Seorang pemuda meminta nasihat setelah Shalat Jum’at kepada seorang Ulama,
“Wahai orang yang berilmu, berikan saya obat agar penyakit malas dalam diri
saya ini hilang!”
“Anak Muda, berjalanlah engkau ke pasar. Lihatlah orang-orang yang
bersemangat menjajakan dagangan berupa sayur-sayuran, buah-buahan dan
bahan-bahan masakan. Belajarlah pada mereka. Insya Allah, kemalasanmu akan
berkurang.”
Sepekan kemudian Sang Ulama berjumpa dengan sang pemuda malas yang ternyata
tidak mengalami perubahan siginifikan. Tetap tanpa semangat menghadapi
kehidupan.
“Berikan saya semangat buat menghadapi kehidupan!” Pintanya pada Sang Ulama.
“Pergilah dengan menggunakan kereta. Di sana belajarlah pada orang-orang yang
berjualan makanan, berjualan mainan serta menjajakan kerajinan tangan. Tanya
pada mereka, bagaimana menghempaskan rasa malas dari dalam kehidupan!”
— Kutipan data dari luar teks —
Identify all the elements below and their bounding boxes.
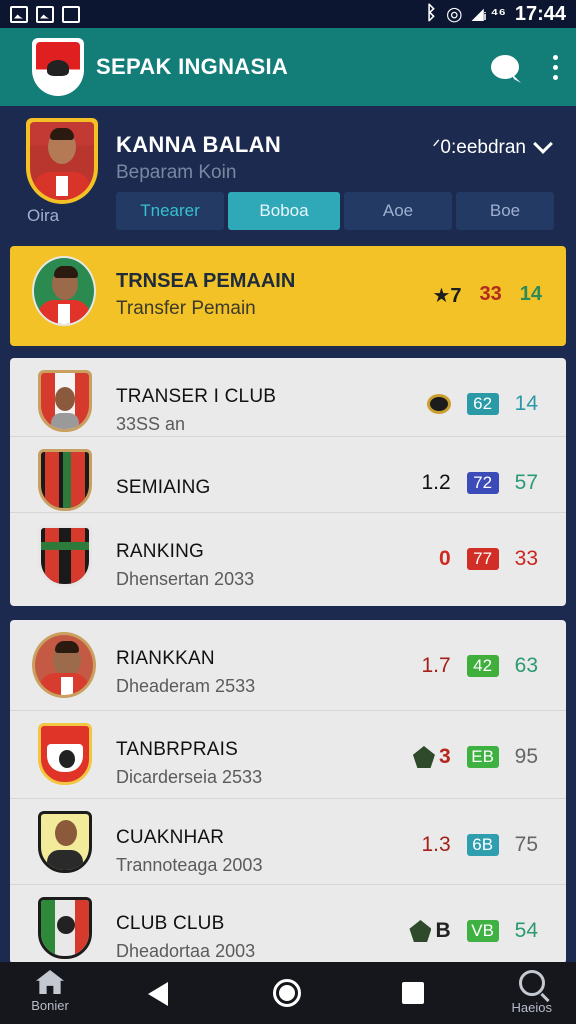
crest-mini-icon — [426, 394, 451, 414]
row-stat: 95 — [514, 745, 538, 768]
profile-avatar[interactable] — [26, 118, 98, 204]
list-item[interactable]: TRANSER I CLUB 33SS an 62 14 — [10, 358, 566, 444]
season-dropdown[interactable]: ᐟ0:eebdran — [432, 133, 553, 159]
tab-bar: Tnearer Boboa Aoe Boe — [116, 192, 554, 230]
home-icon — [36, 970, 64, 994]
leaf-icon — [412, 746, 435, 768]
row-title: TRANSER I CLUB — [116, 386, 277, 407]
row-stat: 3 — [438, 745, 451, 768]
club-crest — [38, 449, 92, 511]
more-vert-icon[interactable] — [553, 54, 558, 80]
list-item[interactable]: SEMIAING 1.2 72 57 — [10, 436, 566, 522]
row-subtitle: Dhensertan 2033 — [116, 569, 255, 589]
tab-4[interactable]: Boe — [456, 192, 554, 230]
club-crest — [38, 370, 92, 432]
player-avatar — [32, 632, 96, 698]
score-pill: 62 — [466, 393, 499, 415]
recents-icon[interactable] — [402, 982, 424, 1004]
bottom-nav: Bonier Haeios — [0, 962, 576, 1024]
club-crest — [38, 723, 92, 785]
club-crest — [38, 897, 92, 959]
featured-card[interactable]: TRNSEA PEMAAIN Transfer Pemain ★7 33 14 — [10, 246, 566, 346]
tab-3[interactable]: Aoe — [344, 192, 452, 230]
row-title: CUAKNHAR — [116, 827, 225, 848]
signal-icon: ◢ᵢ ⁴⁶ — [471, 6, 506, 23]
row-subtitle: 33SS an — [116, 414, 186, 434]
nav-home[interactable]: Bonier — [30, 970, 70, 1013]
row-stat: 33 — [514, 547, 538, 570]
row-stat: 54 — [514, 919, 538, 942]
leaf-icon — [409, 920, 432, 942]
row-stat: 14 — [514, 392, 538, 415]
featured-subtitle: Transfer Pemain — [116, 298, 256, 319]
app-bar: SEPAK INGNASIA — [0, 28, 576, 106]
image-icon — [10, 5, 28, 23]
player-avatar — [32, 256, 96, 326]
featured-stat-3: 14 — [519, 283, 542, 305]
profile-sub: Oira — [27, 206, 60, 225]
score-pill: VB — [466, 920, 499, 942]
row-subtitle: Dheadortaa 2003 — [116, 941, 256, 961]
profile-name: KANNA BALAN — [116, 132, 282, 157]
season-label: ᐟ0:eebdran — [432, 137, 526, 158]
list-item[interactable]: RANKING Dhensertan 2033 0 77 33 — [10, 512, 566, 598]
tab-1[interactable]: Tnearer — [116, 192, 224, 230]
back-icon[interactable] — [148, 982, 168, 1006]
row-stat: 0 — [438, 547, 451, 570]
app-title: SEPAK INGNASIA — [96, 54, 289, 79]
list-item[interactable]: CLUB CLUB Dheadortaa 2003 B VB 54 — [10, 884, 566, 964]
bluetooth-icon: ᛒ — [425, 3, 437, 24]
app-logo — [32, 38, 84, 96]
row-stat: 1.7 — [421, 654, 451, 677]
tab-2[interactable]: Boboa — [228, 192, 340, 230]
score-pill: EB — [466, 746, 499, 768]
row-title: CLUB CLUB — [116, 913, 225, 934]
status-bar: ᛒ ◎ ◢ᵢ ⁴⁶ 17:44 — [0, 0, 576, 28]
club-crest — [38, 811, 92, 873]
row-title: RIANKKAN — [116, 648, 215, 669]
nav-search[interactable]: Haeios — [512, 970, 552, 1015]
list-item[interactable]: CUAKNHAR Trannoteaga 2003 1.3 6B 75 — [10, 798, 566, 884]
profile-caption: Beparam Koin — [116, 162, 237, 183]
flag-icon — [62, 5, 80, 23]
chevron-down-icon — [533, 133, 553, 154]
row-stat: 63 — [514, 654, 538, 677]
image-icon — [36, 5, 54, 23]
score-pill: 77 — [466, 548, 499, 570]
row-subtitle: Dicarderseia 2533 — [116, 767, 263, 787]
profile-header: Oira KANNA BALAN Beparam Koin ᐟ0:eebdran… — [0, 106, 576, 240]
row-stat: 75 — [514, 833, 538, 856]
score-pill: 6B — [466, 834, 499, 856]
nav-home-label: Bonier — [31, 998, 69, 1013]
row-stat: 1.3 — [421, 833, 451, 856]
featured-stat-2: 33 — [479, 283, 502, 305]
row-stat: B — [435, 919, 451, 942]
score-pill: 42 — [466, 655, 499, 677]
alarm-icon: ◎ — [445, 3, 463, 25]
status-time: 17:44 — [514, 2, 566, 25]
row-subtitle: Trannoteaga 2003 — [116, 855, 263, 875]
row-title: RANKING — [116, 541, 204, 562]
row-subtitle: Dheaderam 2533 — [116, 676, 256, 696]
list-item[interactable]: RIANKKAN Dheaderam 2533 1.7 42 63 — [10, 620, 566, 706]
row-title: SEMIAING — [116, 477, 211, 498]
row-title: TANBRPRAIS — [116, 739, 239, 760]
score-pill: 72 — [466, 472, 499, 494]
club-list-card: TRANSER I CLUB 33SS an 62 14 SEMIAING 1.… — [10, 358, 566, 606]
search-icon — [518, 970, 545, 996]
row-stat: 57 — [514, 471, 538, 494]
club-crest — [38, 525, 92, 587]
nav-search-label: Haeios — [511, 1000, 552, 1015]
chat-icon[interactable] — [491, 55, 519, 79]
featured-title: TRNSEA PEMAAIN — [116, 270, 296, 292]
home-circle-icon[interactable] — [273, 979, 301, 1007]
featured-stat-1: ★7 — [432, 285, 462, 307]
ranking-list-card: RIANKKAN Dheaderam 2533 1.7 42 63 TANBRP… — [10, 620, 566, 964]
list-item[interactable]: TANBRPRAIS Dicarderseia 2533 3 EB 95 — [10, 710, 566, 796]
row-stat: 1.2 — [421, 471, 451, 494]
Sepekan kemudian Sang pemuda kembali dengan pertanyaan yang sama. “Berikan
saya cara agar bisa menghilangkan rasa malas dari diri saya!” “Kali ini coba
pergilah dengan bis kota. Di sana kamu bisa belajar pada mereka yang berjualan
koran-koran, menjual barang-barang dengan harga murah, serta pada anak-anak
serta pemuda yang menjual suara secara sederhana dengan modal sebuah gitar dan
kencrengan. Lihat semangat mereka, rasakan rasa percaya diri tanpa gengsi
mereka, ketika mencari rejeki dari Tuhan-Nya Yang Maha Penyayang.”
Sepekan kemudian, lagi-lagi si Pemuda Pemalas kembali dengan pertanyaan yang
sama. Sang Ulama kemudian menyarankan, “Datanglah ke mesjid, Mushalla dan
majelis pengajian. Ikutlah berdoa bersama mereka yang menginginkan perubahan
dalam hidupnya. Semoga doamu dikabulkan Tuhan.”
Sepekan berikutnya, Ternyata tak ada perubahan pada diri si pemuda. “Berikan
saya senjata agar saya tidak menjadi pemuda pemalas!”
Kali ini Sang Ulama Bijak memberikan si pemuda sebuah kapak. “Mulailah
dengan mengucapkan Bismillah, kemudian pergilah ke hutan lalu kau potong sebuah
pohon. Jadikan seikat kayu bakar, Kemudian juallah ke pasar. Jika engkau
bekerja dengan penuh keyakinan, maka Insya Allah sifat malasmu akan berubah
dalam sepekan.”
Sepekan, sebulan, dan setahun pun berlalu. Sang Ulama penasaran dengan
perkembangan pemuda pemalas itu. Ia ingin tahu adakah perubahan signifikan pada
pemuda itu. Lalu ia pun pergi ke pasar. Di sana ia terpana, ketika berjumpa
dengan dengan seorang pemuda yang sangat lincah dan cekatan melayani pembeli di
kios miliknya sendiri. Kios yang ditulisi, “KALIGRAFI DARI KAYU MERANTI”.
Si pemuda bercerita pada Sang Ulama, “Alhamdulillah, kapak itu telah membuka
kesadaran saya. Ketika tiba di hutan saya memotong sebuah pohon. Namun ketika
saya ingin membuat kayu bakar, terpikir oleh saya bahwa meranti ini akan
mempunyai nilai jual yang lebih tinggi jika saya buat menjadi sebuah kerajinan
tangan. Kebetulan saya punya keterampilan membuat Kaligrafi, maka saya pun
membuat kaligrafi dari kayu meranti. Kemudian saya jual ke pasar dan ternyata
banyak orang yang gemar. Dengan penjualan awal yang cukup besar, saya bisa
membeli sebuah kios di pasar. Kini kaligrafi dari meranti ini mendapat pesanan
dari luar negeri.”
“Alhamdulilah, kamu telah berubah, Nak!” Ulama itu menepuk-nepuk pundak sang
pemuda, bangga.
“Islam melarang para pemuda yang fisiknya masih kuat untuk
bermalasan-malasan dan mudah menyerah pada nasib tanpa disertai usaha. Sehingga
sifat lemah ini menjadikannya rendah diri dan hina, yang pada gilirannnya ia
tak dapat mandiri dan selalu menggantungkan diri pada orang lain. Orang yang
bersikap demikian akan tergilas oleh perputaran zaman.”